El ecosistema de salud en Argentina enfrenta una encrucijada crítica. La Confederación Farmacéutica Argentina (COFA) ha emitido una señal de alerta técnica: el modelo de sostenibilidad de las farmacias está al borde del quiebre. Lo que comenzó como un desfasaje financiero se ha transformado, a inicios de 2026, en una amenaza de desabastecimiento sistémico.
La anatomía del conflicto: ¿Por qué faltarían remedios?
El problema no reside en la producción industrial, sino en la ruptura del flujo de caja.
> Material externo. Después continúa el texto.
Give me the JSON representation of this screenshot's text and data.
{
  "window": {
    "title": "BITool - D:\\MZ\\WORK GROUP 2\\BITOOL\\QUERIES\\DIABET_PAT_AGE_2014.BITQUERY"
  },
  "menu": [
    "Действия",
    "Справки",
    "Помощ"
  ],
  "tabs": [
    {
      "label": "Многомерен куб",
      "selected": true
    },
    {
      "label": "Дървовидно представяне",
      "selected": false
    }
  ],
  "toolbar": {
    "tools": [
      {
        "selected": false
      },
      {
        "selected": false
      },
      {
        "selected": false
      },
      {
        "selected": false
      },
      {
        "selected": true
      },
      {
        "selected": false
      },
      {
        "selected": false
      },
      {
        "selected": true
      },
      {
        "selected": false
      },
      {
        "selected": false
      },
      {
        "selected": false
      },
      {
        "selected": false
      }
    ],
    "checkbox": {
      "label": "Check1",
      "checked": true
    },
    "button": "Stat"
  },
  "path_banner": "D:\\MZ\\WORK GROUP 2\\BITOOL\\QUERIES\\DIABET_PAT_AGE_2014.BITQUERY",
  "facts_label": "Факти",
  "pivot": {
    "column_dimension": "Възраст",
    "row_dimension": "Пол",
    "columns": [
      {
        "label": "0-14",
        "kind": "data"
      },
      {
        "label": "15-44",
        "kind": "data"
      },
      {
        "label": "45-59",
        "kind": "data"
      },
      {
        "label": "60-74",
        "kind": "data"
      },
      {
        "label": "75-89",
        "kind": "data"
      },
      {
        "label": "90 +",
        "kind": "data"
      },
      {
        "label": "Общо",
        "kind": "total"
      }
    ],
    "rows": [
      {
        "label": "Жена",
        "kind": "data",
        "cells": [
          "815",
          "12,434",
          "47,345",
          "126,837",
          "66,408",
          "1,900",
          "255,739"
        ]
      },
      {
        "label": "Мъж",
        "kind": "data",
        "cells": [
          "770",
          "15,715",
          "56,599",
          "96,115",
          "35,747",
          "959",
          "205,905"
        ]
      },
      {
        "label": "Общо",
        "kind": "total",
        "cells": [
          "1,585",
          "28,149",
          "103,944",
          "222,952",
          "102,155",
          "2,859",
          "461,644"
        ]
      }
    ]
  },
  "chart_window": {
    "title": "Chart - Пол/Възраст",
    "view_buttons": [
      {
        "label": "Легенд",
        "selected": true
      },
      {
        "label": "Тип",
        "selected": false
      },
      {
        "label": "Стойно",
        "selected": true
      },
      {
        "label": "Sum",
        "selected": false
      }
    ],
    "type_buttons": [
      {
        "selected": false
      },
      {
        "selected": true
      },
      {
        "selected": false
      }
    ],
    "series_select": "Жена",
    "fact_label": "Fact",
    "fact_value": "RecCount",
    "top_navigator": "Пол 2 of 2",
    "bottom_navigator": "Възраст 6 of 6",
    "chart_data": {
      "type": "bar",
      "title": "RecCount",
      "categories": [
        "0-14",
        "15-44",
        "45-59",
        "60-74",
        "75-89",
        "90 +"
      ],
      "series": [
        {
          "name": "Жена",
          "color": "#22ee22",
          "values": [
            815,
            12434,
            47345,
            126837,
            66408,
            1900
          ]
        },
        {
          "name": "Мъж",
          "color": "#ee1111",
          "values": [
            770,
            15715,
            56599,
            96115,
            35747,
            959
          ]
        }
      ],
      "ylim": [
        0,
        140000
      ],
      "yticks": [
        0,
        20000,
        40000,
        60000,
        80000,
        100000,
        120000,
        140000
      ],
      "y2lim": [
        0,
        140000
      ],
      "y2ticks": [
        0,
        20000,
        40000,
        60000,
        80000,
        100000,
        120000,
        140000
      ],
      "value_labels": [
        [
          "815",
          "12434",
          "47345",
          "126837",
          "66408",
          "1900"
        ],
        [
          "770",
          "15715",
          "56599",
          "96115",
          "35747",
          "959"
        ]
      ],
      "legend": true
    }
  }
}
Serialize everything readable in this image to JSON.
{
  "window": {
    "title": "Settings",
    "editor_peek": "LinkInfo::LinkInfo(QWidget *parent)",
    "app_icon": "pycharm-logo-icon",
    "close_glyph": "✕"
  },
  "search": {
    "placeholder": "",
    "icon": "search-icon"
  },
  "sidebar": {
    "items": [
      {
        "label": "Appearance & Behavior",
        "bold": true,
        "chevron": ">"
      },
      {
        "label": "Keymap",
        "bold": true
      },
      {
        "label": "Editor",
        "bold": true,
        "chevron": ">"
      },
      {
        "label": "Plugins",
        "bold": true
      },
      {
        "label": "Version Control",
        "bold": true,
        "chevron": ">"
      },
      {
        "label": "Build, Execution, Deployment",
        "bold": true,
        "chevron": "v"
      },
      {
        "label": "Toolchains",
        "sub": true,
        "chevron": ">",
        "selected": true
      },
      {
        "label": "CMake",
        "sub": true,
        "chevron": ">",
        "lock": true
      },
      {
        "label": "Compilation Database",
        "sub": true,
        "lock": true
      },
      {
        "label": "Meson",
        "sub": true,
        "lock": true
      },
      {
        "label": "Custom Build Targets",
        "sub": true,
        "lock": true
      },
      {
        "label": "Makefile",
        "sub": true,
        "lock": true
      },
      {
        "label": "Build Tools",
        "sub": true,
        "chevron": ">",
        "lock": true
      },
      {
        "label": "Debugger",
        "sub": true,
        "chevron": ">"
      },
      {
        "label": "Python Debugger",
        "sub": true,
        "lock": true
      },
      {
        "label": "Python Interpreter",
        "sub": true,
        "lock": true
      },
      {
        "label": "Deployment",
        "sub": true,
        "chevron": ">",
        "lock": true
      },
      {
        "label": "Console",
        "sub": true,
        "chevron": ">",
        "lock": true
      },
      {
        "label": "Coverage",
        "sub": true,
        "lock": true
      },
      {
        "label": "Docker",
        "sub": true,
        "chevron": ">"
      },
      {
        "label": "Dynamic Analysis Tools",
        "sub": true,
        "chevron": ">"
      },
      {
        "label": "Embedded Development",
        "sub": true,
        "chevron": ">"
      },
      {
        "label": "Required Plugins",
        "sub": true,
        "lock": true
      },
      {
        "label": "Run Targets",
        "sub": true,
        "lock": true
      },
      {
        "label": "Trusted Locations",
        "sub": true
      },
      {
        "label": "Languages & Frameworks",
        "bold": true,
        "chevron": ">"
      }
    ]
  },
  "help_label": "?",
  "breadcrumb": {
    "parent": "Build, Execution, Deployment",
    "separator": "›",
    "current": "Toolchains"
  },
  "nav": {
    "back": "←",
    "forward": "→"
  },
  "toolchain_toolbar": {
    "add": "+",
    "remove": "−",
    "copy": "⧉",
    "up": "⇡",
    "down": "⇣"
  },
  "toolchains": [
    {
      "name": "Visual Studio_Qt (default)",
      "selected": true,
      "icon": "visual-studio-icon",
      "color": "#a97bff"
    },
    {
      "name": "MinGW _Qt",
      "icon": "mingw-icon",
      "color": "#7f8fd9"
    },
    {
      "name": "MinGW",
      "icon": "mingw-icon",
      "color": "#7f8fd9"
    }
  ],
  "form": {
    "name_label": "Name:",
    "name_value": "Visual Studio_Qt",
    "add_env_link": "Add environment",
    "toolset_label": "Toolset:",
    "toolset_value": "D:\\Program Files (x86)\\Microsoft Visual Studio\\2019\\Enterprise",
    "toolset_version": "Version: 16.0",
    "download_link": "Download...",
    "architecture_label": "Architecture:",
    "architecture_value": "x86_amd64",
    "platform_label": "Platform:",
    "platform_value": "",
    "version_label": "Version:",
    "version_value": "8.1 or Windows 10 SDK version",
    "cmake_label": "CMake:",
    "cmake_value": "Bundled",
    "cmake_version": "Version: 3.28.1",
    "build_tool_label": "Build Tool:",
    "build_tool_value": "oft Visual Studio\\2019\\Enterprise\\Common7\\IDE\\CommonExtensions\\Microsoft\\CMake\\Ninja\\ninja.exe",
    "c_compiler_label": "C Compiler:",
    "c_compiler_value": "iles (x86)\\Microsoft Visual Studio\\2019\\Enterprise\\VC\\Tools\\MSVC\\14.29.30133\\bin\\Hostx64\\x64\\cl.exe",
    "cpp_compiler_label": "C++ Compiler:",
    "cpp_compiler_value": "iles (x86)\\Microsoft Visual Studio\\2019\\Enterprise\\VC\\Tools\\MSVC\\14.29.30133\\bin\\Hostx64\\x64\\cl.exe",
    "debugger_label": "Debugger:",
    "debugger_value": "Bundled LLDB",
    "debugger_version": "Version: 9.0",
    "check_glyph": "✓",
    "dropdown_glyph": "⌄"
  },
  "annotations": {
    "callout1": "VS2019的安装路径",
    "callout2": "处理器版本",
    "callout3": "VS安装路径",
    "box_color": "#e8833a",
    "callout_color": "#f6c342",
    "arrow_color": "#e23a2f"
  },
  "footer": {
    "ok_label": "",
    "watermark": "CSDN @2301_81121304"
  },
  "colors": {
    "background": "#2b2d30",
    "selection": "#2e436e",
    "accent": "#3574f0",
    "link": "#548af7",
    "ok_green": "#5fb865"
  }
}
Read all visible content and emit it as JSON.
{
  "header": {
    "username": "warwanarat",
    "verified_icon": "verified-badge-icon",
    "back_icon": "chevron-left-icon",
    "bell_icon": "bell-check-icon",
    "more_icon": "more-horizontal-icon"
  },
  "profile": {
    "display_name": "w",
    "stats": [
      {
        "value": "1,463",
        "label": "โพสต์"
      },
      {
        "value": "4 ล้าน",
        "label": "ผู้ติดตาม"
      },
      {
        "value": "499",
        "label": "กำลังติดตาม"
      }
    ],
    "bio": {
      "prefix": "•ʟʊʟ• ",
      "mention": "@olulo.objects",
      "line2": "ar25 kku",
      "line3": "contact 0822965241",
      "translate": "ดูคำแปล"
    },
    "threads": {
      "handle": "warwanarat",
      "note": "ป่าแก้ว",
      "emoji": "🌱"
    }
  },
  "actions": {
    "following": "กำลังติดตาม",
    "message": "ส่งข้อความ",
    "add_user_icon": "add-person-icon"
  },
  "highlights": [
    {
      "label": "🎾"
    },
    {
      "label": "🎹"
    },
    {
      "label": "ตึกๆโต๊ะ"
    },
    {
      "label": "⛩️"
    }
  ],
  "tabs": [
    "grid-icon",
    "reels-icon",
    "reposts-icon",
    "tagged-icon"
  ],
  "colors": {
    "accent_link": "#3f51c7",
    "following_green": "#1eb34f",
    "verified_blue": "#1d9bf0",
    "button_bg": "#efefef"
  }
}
El esquema actual obliga a los puntos de venta minoristas a actuar como financistas involuntarios de un sistema que no cumple con sus plazos.
·Deuda acumulada: Las farmacias arrastran facturaciones impagas desde diciembre por parte de obras sociales y empresas de medicina prepaga.
·Plazos insostenibles: Mientras que las droguerías exigen pagos en tiempos reducidos, los reintegros de las prestadoras de salud se han dilatado más allá de lo tolerable.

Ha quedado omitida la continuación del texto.